BD Gyms
- Company type: Private
- Industry: Gyms, Fitness
- Genre: Fitness
- Founded: 1997
- Founder: Ben Dunne
- Headquarters: Dublin, Ireland
- Area served: Greater Dublin, Navan, Portlaoise
- Parent: Barkisland (Developments) Ltd
- Website: bdgyms.com

= BD Gyms =

Irish gym chain

BD Gyms is an Irish chain of gyms, formerly known as Ben Dunne Gyms, with five locations in Ireland. The company was founded in June 1997 when it opened its first gym in Blanchardstown, Dublin. Originally a "mid to high end full service health club chain", the company reevaluated the market and subsequently focused on providing "no frills gym facilities" at lower prices.

By 2012, the group had over 40,000 members, increasing to 53,000 members (and 90 staff) by 2020.

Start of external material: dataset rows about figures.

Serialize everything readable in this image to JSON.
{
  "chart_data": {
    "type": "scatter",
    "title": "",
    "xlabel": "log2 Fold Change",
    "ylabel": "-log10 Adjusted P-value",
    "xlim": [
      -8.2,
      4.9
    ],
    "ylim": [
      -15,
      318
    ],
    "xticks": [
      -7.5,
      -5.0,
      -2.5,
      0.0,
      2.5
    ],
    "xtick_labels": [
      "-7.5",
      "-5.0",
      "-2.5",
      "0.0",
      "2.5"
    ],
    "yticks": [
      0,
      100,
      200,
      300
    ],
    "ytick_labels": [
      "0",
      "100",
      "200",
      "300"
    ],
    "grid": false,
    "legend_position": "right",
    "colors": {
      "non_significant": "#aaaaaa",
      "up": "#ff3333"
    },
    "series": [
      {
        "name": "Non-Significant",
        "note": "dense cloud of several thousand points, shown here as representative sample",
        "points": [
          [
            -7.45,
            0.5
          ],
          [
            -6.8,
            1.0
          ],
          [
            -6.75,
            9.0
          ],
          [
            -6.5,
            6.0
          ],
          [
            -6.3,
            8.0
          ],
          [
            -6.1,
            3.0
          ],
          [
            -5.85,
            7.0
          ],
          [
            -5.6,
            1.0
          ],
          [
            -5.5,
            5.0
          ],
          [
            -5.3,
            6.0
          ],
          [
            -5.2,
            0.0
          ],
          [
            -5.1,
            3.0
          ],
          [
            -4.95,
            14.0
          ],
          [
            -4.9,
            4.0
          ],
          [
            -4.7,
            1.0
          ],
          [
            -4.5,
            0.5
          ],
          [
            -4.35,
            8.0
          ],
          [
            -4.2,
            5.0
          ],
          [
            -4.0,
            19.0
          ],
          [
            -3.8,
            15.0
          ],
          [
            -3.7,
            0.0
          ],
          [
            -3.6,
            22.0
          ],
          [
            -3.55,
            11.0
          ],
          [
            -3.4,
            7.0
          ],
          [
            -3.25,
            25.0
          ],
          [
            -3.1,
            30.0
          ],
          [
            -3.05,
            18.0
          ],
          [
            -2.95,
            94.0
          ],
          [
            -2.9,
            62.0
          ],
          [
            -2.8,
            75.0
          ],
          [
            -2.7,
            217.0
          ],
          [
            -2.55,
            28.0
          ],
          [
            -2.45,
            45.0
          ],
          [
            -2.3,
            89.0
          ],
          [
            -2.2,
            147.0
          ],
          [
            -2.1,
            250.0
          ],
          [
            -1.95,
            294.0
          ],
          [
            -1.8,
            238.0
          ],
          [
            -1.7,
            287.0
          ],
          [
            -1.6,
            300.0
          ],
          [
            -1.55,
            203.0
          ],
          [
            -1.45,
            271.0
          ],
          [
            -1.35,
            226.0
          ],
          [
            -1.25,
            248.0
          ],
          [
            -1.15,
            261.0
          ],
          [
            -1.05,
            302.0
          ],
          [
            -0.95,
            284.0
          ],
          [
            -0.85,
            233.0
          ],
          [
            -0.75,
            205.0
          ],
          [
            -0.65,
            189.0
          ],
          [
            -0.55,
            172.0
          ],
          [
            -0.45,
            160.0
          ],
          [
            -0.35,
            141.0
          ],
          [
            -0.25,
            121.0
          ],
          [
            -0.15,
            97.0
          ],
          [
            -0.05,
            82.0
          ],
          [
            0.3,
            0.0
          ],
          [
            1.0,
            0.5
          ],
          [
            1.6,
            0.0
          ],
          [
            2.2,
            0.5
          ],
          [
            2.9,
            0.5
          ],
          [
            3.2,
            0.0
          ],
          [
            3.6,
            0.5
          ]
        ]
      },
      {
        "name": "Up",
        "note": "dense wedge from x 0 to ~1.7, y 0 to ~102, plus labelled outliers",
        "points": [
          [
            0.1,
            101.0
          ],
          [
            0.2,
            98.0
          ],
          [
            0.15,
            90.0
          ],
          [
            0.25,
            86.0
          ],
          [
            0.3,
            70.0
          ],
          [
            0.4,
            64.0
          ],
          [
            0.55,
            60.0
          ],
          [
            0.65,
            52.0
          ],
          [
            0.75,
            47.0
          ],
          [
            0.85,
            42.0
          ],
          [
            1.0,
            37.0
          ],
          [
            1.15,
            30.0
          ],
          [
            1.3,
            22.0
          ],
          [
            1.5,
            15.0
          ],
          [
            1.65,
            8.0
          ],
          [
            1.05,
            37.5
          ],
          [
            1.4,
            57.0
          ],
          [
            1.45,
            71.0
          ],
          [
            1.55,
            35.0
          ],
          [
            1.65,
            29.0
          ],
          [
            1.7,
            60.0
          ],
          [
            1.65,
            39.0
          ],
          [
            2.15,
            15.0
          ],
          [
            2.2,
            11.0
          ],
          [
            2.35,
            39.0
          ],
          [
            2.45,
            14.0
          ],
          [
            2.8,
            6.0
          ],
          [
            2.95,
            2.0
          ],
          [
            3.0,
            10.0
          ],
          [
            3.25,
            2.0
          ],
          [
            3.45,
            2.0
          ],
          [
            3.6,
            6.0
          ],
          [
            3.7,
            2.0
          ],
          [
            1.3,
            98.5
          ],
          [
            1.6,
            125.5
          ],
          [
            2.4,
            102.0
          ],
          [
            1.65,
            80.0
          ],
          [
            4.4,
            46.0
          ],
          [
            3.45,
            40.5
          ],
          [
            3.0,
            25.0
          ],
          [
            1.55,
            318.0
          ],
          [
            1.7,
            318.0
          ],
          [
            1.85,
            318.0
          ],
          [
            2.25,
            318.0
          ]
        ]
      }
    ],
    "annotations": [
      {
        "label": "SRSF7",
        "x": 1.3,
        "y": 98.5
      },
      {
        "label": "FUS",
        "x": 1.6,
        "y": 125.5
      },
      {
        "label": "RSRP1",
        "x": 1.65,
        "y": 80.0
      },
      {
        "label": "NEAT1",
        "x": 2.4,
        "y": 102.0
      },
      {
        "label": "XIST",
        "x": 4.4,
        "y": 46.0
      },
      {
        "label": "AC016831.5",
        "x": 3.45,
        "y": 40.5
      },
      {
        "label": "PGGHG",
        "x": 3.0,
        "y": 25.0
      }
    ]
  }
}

The company expanded into the United Kingdom and subsequently sold the three branches to JD Sports in 2018 and they became JD Gyms.

The company was badly hit by the 2020 covid pandemic and had to shut half of its gyms which helped the company return to profitability by 2023 but membership had dropped to 25,000.

The company rebranded in 2024 moving away from Ben Dunne Gyms name to BD Gyms.